5.55, zuverlässig ertönte um diese Zeit der Wecker. Noch tröpfelte es etwas. Peter und ich hatten nicht gross Lust, aus dem warmen Schlafsack zu kriechen. Doch, no chance! Sobald es etwas nachliess, resp. mit etwas Optimismus praktisch aufhörte, meinte Fritz, wir sollten die Gelegenheit packen. Phu, alles voller Sand: Der Rucksack, die Kleider, die Hände, na ja, sogar zwischen den Zähnen "chräschelte" es.
Wir kamen erstaunlich flott voran. Zu Furten gab es zwei Flüsse im "Vollprogramm" (was so viel bedeutete, wie Rucksack deponieren, Schuhe, Socken und Hose ausziehen, oder Letzteres wenigstens hochkrempeln, Dreck von den Schuhen schütteln, diese zusammenbinden und um den Hals legen, nach Wunsch und Fluss-Charakter Sandalen anziehen, Rucksack wieder hochstemmen, Stöcke in die Handschlaufen nehmen und sachte das eiskalte Nass abtasten - ja nicht ausrutschen oder sich vom Strom mitreissen lassen, hiess die Devise. Endlich auf der gegenüberliegenden Seite angekommen, einen Stein suchen, Rucksack und Schuhe ablegen, Schuhe entbinden, Socken aus den Schuhen ziehen, die erstarrten Füsse trocknen und säubern, um ja keine kleinen Sandkörner mehr zwischen den Zehen zu haben, Schuh für Schuh wieder montieren und endlich die angenehme, wiederkehrende Wärme spüren... Je nach Fluss dauerte das Prozedere zwischen 10 und 30 Minuten).
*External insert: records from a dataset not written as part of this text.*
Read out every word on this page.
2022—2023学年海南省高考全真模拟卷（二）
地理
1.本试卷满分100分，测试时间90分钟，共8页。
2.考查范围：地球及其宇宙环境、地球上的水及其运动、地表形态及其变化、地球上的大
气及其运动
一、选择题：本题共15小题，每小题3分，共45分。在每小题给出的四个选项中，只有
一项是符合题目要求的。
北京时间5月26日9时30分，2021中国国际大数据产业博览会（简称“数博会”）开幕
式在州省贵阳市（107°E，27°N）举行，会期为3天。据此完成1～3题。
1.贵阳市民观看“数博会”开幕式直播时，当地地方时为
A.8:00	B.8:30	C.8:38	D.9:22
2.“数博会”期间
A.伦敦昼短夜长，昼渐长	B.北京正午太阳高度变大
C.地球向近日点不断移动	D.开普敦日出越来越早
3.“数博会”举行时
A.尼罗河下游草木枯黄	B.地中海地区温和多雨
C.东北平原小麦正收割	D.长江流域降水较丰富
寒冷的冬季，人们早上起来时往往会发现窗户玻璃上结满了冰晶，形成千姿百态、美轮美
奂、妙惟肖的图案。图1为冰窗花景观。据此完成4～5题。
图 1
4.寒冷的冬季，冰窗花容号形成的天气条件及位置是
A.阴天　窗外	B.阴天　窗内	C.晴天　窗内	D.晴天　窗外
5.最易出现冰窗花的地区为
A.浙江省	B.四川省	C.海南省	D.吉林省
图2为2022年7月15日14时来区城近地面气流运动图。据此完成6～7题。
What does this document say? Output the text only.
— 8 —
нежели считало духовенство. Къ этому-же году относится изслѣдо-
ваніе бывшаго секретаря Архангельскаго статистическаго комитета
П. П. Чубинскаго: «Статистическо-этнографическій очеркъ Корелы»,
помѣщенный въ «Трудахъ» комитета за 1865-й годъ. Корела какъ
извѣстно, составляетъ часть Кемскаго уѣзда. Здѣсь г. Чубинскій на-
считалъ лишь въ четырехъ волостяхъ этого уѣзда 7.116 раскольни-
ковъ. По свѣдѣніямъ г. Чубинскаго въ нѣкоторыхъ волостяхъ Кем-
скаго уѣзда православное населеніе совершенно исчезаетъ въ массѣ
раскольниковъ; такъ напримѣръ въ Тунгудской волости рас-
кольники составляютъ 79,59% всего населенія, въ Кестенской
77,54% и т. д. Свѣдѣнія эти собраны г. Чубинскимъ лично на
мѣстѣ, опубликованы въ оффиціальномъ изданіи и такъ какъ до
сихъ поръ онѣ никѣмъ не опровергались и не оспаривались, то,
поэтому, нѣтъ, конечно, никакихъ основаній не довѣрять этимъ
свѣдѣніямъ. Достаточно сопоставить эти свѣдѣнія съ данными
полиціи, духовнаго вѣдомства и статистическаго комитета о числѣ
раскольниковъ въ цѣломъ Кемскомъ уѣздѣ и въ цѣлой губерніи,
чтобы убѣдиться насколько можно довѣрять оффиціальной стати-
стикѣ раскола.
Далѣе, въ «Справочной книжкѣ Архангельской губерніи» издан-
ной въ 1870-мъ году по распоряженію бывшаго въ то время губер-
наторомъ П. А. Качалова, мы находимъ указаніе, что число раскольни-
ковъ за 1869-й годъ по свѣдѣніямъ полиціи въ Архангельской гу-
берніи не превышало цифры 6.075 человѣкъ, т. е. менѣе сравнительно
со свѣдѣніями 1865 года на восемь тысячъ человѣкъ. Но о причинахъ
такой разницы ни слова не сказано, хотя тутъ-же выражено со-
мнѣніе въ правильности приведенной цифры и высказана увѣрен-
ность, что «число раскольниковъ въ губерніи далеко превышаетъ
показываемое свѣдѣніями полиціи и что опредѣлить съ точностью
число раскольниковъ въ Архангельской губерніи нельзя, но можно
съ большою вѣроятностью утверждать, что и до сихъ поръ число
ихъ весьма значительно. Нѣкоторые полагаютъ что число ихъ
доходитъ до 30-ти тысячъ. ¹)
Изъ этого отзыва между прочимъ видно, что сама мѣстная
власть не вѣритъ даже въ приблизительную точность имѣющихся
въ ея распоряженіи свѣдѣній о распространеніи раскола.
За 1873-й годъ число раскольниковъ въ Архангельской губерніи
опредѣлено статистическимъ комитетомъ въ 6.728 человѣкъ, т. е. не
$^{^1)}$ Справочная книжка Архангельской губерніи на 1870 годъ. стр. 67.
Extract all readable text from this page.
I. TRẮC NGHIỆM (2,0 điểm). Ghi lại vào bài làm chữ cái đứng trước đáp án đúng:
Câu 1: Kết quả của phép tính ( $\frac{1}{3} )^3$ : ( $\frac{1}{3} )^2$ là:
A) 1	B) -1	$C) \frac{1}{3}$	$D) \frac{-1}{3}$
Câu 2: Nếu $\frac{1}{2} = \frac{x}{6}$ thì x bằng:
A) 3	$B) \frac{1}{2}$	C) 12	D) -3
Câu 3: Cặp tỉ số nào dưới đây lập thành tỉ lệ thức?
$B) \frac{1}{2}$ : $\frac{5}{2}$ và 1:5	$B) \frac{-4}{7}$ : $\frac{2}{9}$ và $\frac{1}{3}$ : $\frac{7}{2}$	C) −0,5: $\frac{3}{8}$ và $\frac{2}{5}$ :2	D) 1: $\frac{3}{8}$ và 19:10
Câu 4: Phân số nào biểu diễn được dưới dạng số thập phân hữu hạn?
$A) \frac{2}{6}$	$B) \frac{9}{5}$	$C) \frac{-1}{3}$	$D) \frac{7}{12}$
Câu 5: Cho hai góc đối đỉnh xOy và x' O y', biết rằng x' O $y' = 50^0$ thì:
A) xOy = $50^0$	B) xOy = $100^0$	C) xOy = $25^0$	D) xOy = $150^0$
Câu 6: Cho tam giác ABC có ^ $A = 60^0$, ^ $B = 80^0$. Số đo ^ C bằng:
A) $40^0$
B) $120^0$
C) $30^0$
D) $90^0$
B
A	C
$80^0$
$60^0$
Zwei Flüsse konnten wir überlisten: Balanceakt zwischen Blöcken, immer in der Hoffnung, sie dort zu sehen, wo sie waren und dass sie nicht zu "glitschig" waren. Beim Fjord Ningerti wechselte die Strecke in wunderschöne, weiche Heide- und Mooslandschaft, welche zum Teil schon in Herbsttönen erstrahlten. Schade, dass die Sonne nicht schien, im Gegenteil, es fing immer heftiger an zu regnen. Wir beschlossen dennoch, weiter zu ziehen, alles der Küste entlang. Oh, der mit Eisbergen buchstäblich gefüllte Fjord müsste bei Sonnenschein eine wahre Augenweide sein! Unterwegs begegneten wir einem Schwarm Wildgänse, welche Peter hemmungslos mit mir verglich: Selbst während einer Mordsetappe würden die noch immer Schnattern, so wie ich, hm...! (Peter, war das nun ein Kompliment oder nicht?) Nach 8 ½ Std erreichten wir "pflotschnass" ein einladendes Plateau: Flacher Boden, Blick aufs Meer und Wasser in der Nähe (ich meine von unten). "Hier bleiben wir und warten bis die Sonne mal wieder scheint und unsern Krimskrams trocknet..." Ja vielleicht nicht ganz.
Eigentlich gibt es auf Grönland überall (sogar auf den Gletschern) "fliessendes" Trinkwasser, jedenfalls ausserhalb der Dörfer. Dort müssen viele Grönländer für diesen Zweck die Wassertanks aufsuchen.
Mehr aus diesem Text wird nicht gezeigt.